Fig. 1.

Endogenously expressed EBV gp42 associates with HLA class II molecules. (a) Surface-exposed proteins on MJS/gp42 (lanes 4–6 and 8) and control MJS/gfp (lanes 1–3 and 7) cells were labeled with ¹²⁵I for 1 h. Specific proteins were isolated from cell lysates by immunoprecipitation (IP) with mAbs against gp42 (F-2-1), HLA-DR (Tü36), HLA class I (W6/32), and TfR (66IG10); Ii (VicY1) served as a negative control. Precipitated proteins were separated under nonreducing conditions by SDS/12% PAGE. (b) Total lysates of MJS/gp42 (lanes 2, 4, and 6) and control MJS/gfp (lanes 1, 3, and 5) cells were directly loaded (lanes 1 and 2) or were subjected to immunoprecipitations with rabbit serum no. 32 against gp42 (lanes 3 and 4) and mAb Tü36 against HLA-DR complexes (lanes 5 and 6).
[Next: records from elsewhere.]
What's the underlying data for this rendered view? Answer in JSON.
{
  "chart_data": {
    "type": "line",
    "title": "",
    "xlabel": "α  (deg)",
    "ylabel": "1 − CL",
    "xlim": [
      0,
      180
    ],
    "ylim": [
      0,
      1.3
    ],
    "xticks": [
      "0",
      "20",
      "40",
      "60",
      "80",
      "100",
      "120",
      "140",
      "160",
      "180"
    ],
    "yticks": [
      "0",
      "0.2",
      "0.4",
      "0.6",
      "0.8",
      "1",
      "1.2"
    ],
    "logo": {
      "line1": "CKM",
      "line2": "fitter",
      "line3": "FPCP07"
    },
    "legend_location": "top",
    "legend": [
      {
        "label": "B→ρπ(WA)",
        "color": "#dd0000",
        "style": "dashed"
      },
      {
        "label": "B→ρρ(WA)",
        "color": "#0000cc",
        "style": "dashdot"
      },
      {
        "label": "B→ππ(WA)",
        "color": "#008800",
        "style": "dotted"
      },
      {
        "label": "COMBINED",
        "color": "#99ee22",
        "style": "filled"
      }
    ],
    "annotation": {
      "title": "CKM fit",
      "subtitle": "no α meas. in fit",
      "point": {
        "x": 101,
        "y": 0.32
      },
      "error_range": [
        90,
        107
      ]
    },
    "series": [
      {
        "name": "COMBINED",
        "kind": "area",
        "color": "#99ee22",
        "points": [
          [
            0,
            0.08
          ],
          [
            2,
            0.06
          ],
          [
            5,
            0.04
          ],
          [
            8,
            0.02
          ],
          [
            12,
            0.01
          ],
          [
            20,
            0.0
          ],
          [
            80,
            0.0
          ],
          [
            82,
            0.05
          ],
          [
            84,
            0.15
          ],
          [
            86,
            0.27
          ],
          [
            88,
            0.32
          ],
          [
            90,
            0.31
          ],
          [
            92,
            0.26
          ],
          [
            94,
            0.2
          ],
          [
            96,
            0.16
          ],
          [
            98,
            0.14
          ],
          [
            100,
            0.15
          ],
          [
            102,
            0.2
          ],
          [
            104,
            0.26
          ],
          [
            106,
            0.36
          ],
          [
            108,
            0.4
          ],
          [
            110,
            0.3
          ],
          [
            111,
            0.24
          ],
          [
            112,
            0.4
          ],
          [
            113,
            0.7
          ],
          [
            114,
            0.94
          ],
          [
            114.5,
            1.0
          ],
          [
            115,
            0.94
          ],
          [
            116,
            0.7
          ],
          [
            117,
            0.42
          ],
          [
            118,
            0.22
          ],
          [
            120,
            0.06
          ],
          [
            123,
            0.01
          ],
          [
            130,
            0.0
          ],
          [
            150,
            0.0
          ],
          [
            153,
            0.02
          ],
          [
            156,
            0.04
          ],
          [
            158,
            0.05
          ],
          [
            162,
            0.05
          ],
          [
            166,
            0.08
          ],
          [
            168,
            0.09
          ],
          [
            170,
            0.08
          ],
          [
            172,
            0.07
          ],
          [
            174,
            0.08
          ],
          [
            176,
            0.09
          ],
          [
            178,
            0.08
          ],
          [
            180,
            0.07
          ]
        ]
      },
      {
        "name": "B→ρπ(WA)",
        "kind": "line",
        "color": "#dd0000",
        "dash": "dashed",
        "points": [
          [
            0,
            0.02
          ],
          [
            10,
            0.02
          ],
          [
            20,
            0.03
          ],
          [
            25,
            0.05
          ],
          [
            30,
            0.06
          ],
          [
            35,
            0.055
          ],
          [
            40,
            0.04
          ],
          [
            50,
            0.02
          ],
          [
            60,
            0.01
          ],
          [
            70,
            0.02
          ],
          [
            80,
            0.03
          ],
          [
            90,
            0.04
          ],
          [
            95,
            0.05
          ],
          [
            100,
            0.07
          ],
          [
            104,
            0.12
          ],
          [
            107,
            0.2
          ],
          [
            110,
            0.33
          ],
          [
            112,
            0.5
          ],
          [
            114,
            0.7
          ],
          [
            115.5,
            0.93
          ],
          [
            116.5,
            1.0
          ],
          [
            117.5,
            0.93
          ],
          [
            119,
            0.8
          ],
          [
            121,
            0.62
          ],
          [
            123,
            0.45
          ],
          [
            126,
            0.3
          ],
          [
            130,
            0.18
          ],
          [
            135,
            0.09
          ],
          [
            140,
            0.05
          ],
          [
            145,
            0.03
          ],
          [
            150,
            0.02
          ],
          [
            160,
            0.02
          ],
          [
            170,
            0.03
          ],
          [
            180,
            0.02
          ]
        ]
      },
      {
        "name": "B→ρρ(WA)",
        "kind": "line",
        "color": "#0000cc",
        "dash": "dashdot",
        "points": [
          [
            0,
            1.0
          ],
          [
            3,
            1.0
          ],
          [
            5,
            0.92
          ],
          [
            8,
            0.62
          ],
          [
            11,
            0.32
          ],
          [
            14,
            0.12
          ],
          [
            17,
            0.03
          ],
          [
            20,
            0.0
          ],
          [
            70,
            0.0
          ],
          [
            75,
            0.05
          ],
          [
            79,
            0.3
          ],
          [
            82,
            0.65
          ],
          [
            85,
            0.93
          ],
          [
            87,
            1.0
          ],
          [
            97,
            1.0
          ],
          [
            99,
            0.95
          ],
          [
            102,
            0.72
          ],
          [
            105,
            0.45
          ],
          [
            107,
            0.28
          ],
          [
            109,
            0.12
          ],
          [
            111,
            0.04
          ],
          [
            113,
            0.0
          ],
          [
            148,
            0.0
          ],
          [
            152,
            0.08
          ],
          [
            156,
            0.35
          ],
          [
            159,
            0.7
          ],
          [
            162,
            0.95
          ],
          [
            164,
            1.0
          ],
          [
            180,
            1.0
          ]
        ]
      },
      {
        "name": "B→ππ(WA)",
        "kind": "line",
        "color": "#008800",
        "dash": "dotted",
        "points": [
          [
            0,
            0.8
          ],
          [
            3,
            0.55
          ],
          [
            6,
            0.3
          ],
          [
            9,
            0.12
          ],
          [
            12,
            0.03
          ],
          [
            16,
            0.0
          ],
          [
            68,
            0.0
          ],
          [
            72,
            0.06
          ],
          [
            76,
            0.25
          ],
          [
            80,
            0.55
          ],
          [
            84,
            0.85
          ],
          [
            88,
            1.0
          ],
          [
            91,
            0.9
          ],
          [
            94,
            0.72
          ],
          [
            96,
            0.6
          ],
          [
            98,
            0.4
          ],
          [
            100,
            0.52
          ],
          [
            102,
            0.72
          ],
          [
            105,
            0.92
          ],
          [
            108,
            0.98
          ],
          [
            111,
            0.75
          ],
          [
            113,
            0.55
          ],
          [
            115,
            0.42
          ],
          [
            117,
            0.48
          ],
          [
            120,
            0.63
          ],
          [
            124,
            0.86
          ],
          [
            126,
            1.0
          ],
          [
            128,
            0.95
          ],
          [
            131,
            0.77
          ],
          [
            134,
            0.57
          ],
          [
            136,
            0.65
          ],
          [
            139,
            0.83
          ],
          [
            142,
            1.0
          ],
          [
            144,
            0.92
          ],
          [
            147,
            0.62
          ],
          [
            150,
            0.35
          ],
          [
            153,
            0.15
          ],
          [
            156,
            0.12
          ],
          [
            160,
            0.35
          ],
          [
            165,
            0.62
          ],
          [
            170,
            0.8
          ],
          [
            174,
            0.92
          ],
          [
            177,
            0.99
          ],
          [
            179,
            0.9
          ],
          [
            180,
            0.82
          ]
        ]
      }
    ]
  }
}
Total lysates and immune complexes were boiled in reducing (α) or nonreducing (β) sample buffer, separated by SDS/12% PAGE, and blotted onto poly(vinylidene difluoride) membranes. Western blots were stained with mAbs specific for HLA-DRα (DA6.147) and β (HB10A) chains and visualized by enhanced chemiluminescence.